Each week, she will perform in a different position – in the fetal position, splayed out, on her side, etc. The positions vary in their degree of discomfort and the physical stress that Wing-Sproul is required to endure to sustain each performance. Collectively, “Durational Devices” is meant to recognize the empathy she feels for people who live uncomfortable and challenging lives. Her performance is a manifestation of that empathy, and a visual expression of the emotions we feel when see someone suffering or in pain.

“I’m not trying to be a spectacle,” said Wing-Sproul, who lives in Portland and has shown her work at the Portland Museum of Art and the Center for Maine Contemporary Art. “I’m not a daredevil, and I do not do things to put my body at a degree of risk that is irresponsible.”

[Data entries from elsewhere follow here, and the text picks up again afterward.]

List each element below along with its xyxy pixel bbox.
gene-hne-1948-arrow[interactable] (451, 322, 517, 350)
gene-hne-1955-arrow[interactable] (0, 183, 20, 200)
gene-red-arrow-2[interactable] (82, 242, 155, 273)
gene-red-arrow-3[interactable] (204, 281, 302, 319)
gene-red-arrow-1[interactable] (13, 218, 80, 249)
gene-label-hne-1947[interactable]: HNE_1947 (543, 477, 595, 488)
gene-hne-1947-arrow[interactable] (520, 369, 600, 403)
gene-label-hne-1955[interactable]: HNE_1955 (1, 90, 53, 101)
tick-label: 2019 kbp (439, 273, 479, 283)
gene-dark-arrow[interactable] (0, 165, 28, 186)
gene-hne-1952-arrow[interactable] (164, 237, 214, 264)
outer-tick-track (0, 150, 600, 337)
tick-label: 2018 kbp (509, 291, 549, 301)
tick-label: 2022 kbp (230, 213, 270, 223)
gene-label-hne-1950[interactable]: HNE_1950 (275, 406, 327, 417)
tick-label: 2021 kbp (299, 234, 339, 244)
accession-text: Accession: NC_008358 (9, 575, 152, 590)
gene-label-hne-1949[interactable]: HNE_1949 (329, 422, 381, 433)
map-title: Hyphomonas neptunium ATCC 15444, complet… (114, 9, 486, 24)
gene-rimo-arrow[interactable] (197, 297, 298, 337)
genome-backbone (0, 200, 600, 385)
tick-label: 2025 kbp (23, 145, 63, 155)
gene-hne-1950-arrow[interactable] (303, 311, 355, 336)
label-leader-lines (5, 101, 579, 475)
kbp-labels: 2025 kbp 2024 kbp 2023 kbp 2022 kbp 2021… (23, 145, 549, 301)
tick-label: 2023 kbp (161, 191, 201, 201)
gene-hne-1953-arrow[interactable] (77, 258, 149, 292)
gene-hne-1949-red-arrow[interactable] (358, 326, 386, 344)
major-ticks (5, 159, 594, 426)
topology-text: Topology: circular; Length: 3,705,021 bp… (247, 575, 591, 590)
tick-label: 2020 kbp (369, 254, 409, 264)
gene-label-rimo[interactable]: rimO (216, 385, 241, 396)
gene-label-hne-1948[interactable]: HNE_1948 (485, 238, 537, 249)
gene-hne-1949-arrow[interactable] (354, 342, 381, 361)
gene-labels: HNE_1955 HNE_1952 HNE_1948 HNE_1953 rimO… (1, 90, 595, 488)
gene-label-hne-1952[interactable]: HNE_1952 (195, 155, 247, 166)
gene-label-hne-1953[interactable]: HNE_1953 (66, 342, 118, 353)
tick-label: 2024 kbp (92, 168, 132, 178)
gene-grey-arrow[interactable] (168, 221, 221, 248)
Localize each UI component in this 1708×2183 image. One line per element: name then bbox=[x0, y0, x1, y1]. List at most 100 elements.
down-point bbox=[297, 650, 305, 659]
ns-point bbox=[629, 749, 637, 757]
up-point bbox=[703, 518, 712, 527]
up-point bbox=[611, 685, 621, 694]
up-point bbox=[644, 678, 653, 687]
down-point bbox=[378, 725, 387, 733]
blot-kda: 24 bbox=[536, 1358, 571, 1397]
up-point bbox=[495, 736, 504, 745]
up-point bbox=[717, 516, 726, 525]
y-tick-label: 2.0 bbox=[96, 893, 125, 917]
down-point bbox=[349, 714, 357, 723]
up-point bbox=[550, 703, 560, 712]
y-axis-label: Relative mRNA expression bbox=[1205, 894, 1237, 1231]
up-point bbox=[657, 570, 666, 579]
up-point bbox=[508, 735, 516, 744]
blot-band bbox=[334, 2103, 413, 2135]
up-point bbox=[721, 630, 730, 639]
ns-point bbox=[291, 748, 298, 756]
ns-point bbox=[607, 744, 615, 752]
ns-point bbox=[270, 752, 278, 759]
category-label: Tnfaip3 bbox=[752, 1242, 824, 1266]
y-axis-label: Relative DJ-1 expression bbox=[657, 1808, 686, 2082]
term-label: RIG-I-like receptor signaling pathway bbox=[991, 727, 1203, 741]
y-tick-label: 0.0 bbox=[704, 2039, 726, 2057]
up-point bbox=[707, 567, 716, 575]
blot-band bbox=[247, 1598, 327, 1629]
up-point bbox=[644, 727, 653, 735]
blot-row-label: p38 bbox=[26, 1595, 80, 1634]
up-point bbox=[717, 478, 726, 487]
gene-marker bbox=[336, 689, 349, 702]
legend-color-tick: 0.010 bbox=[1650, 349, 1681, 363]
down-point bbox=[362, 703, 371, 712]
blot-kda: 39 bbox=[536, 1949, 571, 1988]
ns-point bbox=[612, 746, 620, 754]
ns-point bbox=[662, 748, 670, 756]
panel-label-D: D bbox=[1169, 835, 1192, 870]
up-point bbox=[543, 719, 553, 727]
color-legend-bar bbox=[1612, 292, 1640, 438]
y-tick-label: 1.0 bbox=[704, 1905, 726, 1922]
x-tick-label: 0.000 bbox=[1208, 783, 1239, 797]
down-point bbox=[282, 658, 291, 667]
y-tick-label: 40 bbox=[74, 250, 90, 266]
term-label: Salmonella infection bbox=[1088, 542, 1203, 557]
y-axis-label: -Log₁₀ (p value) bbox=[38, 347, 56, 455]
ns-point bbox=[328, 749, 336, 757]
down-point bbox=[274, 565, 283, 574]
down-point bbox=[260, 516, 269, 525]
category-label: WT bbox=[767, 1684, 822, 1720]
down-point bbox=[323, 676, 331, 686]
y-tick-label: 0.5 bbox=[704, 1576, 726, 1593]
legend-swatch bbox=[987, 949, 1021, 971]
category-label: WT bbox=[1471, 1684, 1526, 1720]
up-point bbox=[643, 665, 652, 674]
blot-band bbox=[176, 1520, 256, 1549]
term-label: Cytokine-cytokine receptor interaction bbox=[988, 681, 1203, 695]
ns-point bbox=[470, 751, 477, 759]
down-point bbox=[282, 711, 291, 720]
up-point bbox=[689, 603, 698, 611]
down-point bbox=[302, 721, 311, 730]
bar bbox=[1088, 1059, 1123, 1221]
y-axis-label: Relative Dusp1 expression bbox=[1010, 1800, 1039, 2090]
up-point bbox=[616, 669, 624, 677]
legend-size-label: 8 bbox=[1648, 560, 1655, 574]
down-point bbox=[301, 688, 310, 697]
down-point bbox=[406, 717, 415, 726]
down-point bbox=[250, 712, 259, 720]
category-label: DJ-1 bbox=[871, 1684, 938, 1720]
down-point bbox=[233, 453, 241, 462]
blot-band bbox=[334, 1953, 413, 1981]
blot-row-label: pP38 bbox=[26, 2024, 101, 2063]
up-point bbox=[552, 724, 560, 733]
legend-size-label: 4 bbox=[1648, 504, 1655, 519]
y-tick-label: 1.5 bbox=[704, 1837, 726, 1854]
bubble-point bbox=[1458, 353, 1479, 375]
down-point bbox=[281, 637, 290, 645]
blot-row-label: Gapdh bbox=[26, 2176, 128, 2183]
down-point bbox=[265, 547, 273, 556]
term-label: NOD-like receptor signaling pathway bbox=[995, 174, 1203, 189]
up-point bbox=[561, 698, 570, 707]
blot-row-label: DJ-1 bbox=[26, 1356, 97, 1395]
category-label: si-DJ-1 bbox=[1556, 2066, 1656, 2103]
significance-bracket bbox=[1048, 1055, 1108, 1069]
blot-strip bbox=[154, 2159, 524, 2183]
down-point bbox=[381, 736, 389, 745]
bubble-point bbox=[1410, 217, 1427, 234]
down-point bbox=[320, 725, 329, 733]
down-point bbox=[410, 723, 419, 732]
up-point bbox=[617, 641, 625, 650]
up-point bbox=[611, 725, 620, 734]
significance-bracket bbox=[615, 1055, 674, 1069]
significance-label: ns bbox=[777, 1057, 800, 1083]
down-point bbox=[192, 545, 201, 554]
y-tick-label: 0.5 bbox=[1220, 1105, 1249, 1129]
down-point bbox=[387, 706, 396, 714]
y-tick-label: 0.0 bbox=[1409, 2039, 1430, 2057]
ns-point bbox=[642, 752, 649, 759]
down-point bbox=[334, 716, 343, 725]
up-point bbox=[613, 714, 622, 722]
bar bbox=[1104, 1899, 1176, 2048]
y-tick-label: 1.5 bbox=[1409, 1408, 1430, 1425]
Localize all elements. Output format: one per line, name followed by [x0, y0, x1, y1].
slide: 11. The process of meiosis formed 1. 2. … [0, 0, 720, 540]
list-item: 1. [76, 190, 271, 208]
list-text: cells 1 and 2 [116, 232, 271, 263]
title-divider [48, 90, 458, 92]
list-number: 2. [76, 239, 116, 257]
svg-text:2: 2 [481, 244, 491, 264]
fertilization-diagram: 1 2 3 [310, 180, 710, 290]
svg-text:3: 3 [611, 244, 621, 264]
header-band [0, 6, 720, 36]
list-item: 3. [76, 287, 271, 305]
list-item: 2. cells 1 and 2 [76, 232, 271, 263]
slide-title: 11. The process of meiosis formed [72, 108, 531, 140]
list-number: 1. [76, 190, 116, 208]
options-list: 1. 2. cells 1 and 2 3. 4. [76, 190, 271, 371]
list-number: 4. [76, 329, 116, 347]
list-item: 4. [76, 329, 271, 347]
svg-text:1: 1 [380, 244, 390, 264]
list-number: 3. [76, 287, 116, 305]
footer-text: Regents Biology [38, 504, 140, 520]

Deborah Wing-Sproul during a previous performance of “Durational Devices I-V.” Photo courtesy of Deborah Wing-Sproul

Her work is about endurance, and it pays respect to the old and the ill and all the vulnerable people of the world who live with mental and physical limitations. So often, our culture celebrates joy. Wing-Sproul’s work explores the other side of the equation.

“All people experience degrees of isolation and separation and degrees of pain and suffering,” she said. “If we live long enough, we realize that easy is not the point.”

Her work is dark, because it reminds us of the pain that we all endure. But it’s also light, because we persist. We carry on.